最低な人間、秀平と沙代里に簡単に騙されていた馬鹿な私よ。

『そんなこと言うな、香澄さんは悪くない』

 でも愚かだった。

『仕方ないことなんだ、秀平と沙代里は主役で俺たちは脇役なのだから』

 え……

『知らなかったんだよな、だから仕方ないんだ。俺も秀平に復讐したかったのに出来なかった。脇役が主役に勝とうなんて、無理だったんだ』

 そんな……だから私も松平くんも死んでしまったというの?

 それが運命だとでもいうの?

 理不尽だ……理不尽で、悔しい。あぁやっぱり、悔しいな。


 言葉ではない、そんな『想い』だけが、暗闇に漂う。


『もしも……もしも生まれ変わったら』

 松平透の想い、それはきっと私の想い。


『主役になりたい、そして』

『あなたと一緒になりたい』

『愛してる』





「うっ、眩しい」

 私は目を覚ました。そう、文字通り眠りから覚めた。

 どうして?

 私は自分の手を見つめる。ちゃんと、ある。

 胸も、お腹も、足も。

 鏡を見れば、私が生きていることが実感としてわかるのだろう。

 夢?

 夢だとしたら、あまりにもハッキリとした記憶なのだけど。

 だとしたら、どこからどこまでが夢なのか。

 私は起き上がってみるが、体は痛くない。ただ頭がフワフワする、貧血みたいに。

「スマホは?」

 現状把握にはスマホが重要。

 周りを見渡せば、枕元に見覚えの……ないスマホ。これ、何年か前のやつ?

 まさかね、と思いながら電源を入れてみる。そこに表示された日時は……

 その、まさかだった。

 テレビを付けてみる。

 やっぱり。

 私の左手首の包帯、白を基調とした殺風景な部屋、ベッド、ナースコール。

 覚えがあった。


 過去、秀平さんの浮気を初めて疑った時のことだ、私は自分でリストカットをした。

 彼の気持ちを確かめたくて、気を引きたくて、今思えば愚かなことと思うのだけど。

 あの時に戻っている?

 タイムトラベルなのか、いや、私の記憶が本当のもので死んだのが事実だとしたら、生まれ変わったということか?


 どちらにしても、これはチャンスだと思う。

 松平くんの最後の言葉を思い浮かべる。


 もしも生まれ変わったら――

 私はスマホを眺め、長い時間考えていた。


 ドアがノックされ、巡回の時間なのか看護師さんが入ってきて驚いていた。

「あら、気が付かれたんですね、ドクターを呼びますね」

 それからはバタバタと簡単な問診や検査やらをして、その間に連絡をしたらしく、秀平さんと沙代里がやってきた。秀平さんは夫であるし、沙代里はその秘書という立場で。

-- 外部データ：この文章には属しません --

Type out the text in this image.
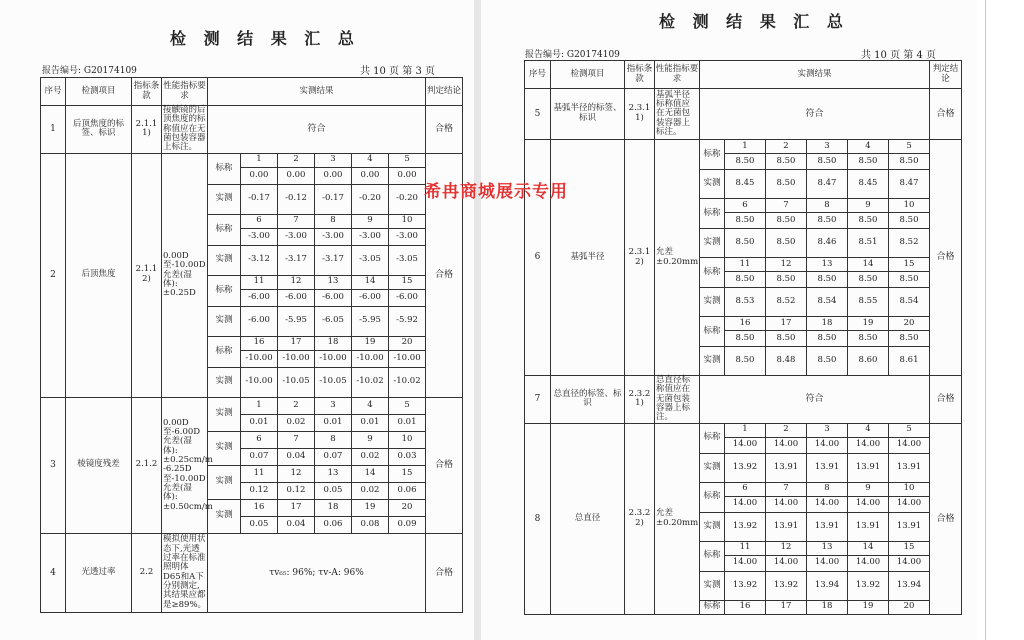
检 测 结 果 汇 总
报告编号: G20174109	共 10 页 第 3 页
序号	检测项目	指标条款	性能指标要求	实测结果						判定结论
1	后顶焦度的标签、标识	2.1.1 1)	接触镜的后顶焦度的标称值应在无菌包装容器上标注。	符合						合格
2	后顶焦度	2.1.1 2)	0.00D至-10.00D允差(湿体): ±0.25D	标称	1	2	3	4	5	合格
					0.00	0.00	0.00	0.00	0.00	
				实测	-0.17	-0.12	-0.17	-0.20	-0.20	
				标称	6	7	8	9	10	
					-3.00	-3.00	-3.00	-3.00	-3.00	
				实测	-3.12	-3.17	-3.17	-3.05	-3.05	
				标称	11	12	13	14	15	
					-6.00	-6.00	-6.00	-6.00	-6.00	
				实测	-6.00	-5.95	-6.05	-5.95	-5.92	
				标称	16	17	18	19	20	
					-10.00	-10.00	-10.00	-10.00	-10.00	
				实测	-10.00	-10.05	-10.05	-10.02	-10.02	
3	棱镜度残差	2.1.2	0.00D至-6.00D允差(湿体): ±0.25cm/m -6.25D至-10.00D允差(湿体): ±0.50cm/m	实测	1	2	3	4	5	合格
					0.01	0.02	0.01	0.01	0.01	
				实测	6	7	8	9	10	
					0.07	0.04	0.07	0.02	0.03	
				实测	11	12	13	14	15	
					0.12	0.12	0.05	0.02	0.06	
				实测	16	17	18	19	20	
					0.05	0.04	0.06	0.08	0.09	
4	光透过率	2.2	模拟使用状态下,光透过率在标准照明体D65和A下分别测定,其结果应都是≥89%。	τv₆₅: 96%; τv-A: 96%						合格
检 测 结 果 汇 总
报告编号: G20174109	共 10 页 第 4 页
序号	检测项目	指标条款	性能指标要求	实测结果						判定结论
5	基弧半径的标签、标识	2.3.1 1)	基弧半径标称值应在无菌包装容器上标注。	符合						合格
6	基弧半径	2.3.1 2)	允差 ±0.20mm	标称	1	2	3	4	5	合格
					8.50	8.50	8.50	8.50	8.50	
				实测	8.45	8.50	8.47	8.45	8.47	
				标称	6	7	8	9	10	
					8.50	8.50	8.50	8.50	8.50	
				实测	8.50	8.50	8.46	8.51	8.52	
				标称	11	12	13	14	15	
					8.50	8.50	8.50	8.50	8.50	
				实测	8.53	8.52	8.54	8.55	8.54	
				标称	16	17	18	19	20	
					8.50	8.50	8.50	8.50	8.50	
				实测	8.50	8.48	8.50	8.60	8.61	
7	总直径的标签、标识	2.3.2 1)	总直径标称值应在无菌包装容器上标注。	符合						合格
8	总直径	2.3.2 2)	允差 ±0.20mm	标称	1	2	3	4	5	合格
					14.00	14.00	14.00	14.00	14.00	
				实测	13.92	13.91	13.91	13.91	13.91	
				标称	6	7	8	9	10	
					14.00	14.00	14.00	14.00	14.00	
				实测	13.92	13.91	13.91	13.91	13.91	
				标称	11	12	13	14	15	
					14.00	14.00	14.00	14.00	14.00	
				实测	13.92	13.92	13.94	13.92	13.94	
				标称	16	17	18	19	20	
希冉商城展示专用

 秀平さんの顔を見れば、心配しているというよりは明らかに面倒くささが前面に出ている。

 以前の――前世の私であれば、それでも嬉しいと思っただろうが、今の私には憎しみしかない。ただ、今ここでネタばらしをするよりももっと効果的な復讐をしたいと思っている。そのために私は演じる必要がある。私が、この二度目の人生で主役になるために。


「大丈夫なのか?」

 建前でも心配してくれた秀平さんに「ええ、大丈夫よ」と答える。

「どうしてこんなことをした? あまり迷惑をかけるんじゃない」

「ごめんなさい、でも――」

 一応、殊勝に謝っておく。


「でも、貴方と沙代里さんがホテルに入って行ったという噂を聞いたのよ」

 少しも悲しくはないが、悲しそうな顔をしてみると、秀平さんはため息をつき、沙代里は焦った顔をした。

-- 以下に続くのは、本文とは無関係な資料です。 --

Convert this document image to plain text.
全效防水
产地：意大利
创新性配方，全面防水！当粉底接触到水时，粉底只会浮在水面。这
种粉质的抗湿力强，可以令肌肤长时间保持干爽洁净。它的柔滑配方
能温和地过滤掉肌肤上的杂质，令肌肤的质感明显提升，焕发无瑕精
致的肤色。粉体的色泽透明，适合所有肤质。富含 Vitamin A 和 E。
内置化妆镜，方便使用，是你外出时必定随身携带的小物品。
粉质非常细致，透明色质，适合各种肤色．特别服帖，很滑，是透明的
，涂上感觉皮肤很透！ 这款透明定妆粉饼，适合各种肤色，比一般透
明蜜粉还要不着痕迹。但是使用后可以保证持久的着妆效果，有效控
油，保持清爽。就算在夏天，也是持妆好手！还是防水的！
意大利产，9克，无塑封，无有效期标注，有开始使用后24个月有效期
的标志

「違います、私と秀平さんはそんな関係ではなくて。ただ……そう、仕事の打ち合わせをしていただけです、本当です」

 沙代里は言い訳を口にして、秀平さんは黙っている。

「では、貴女と秀平さんは男女の関係ではないのね?」

「ええ、もちろん」

 私はしばらく口を閉じた。沈黙で二人を追い詰められないかと思ったのだが、あまり効果はなかったようなので、次の手を打つ。


「ならば、この写真はどういうことかしら?」

 私はスマホの中の写真を二人に見せた。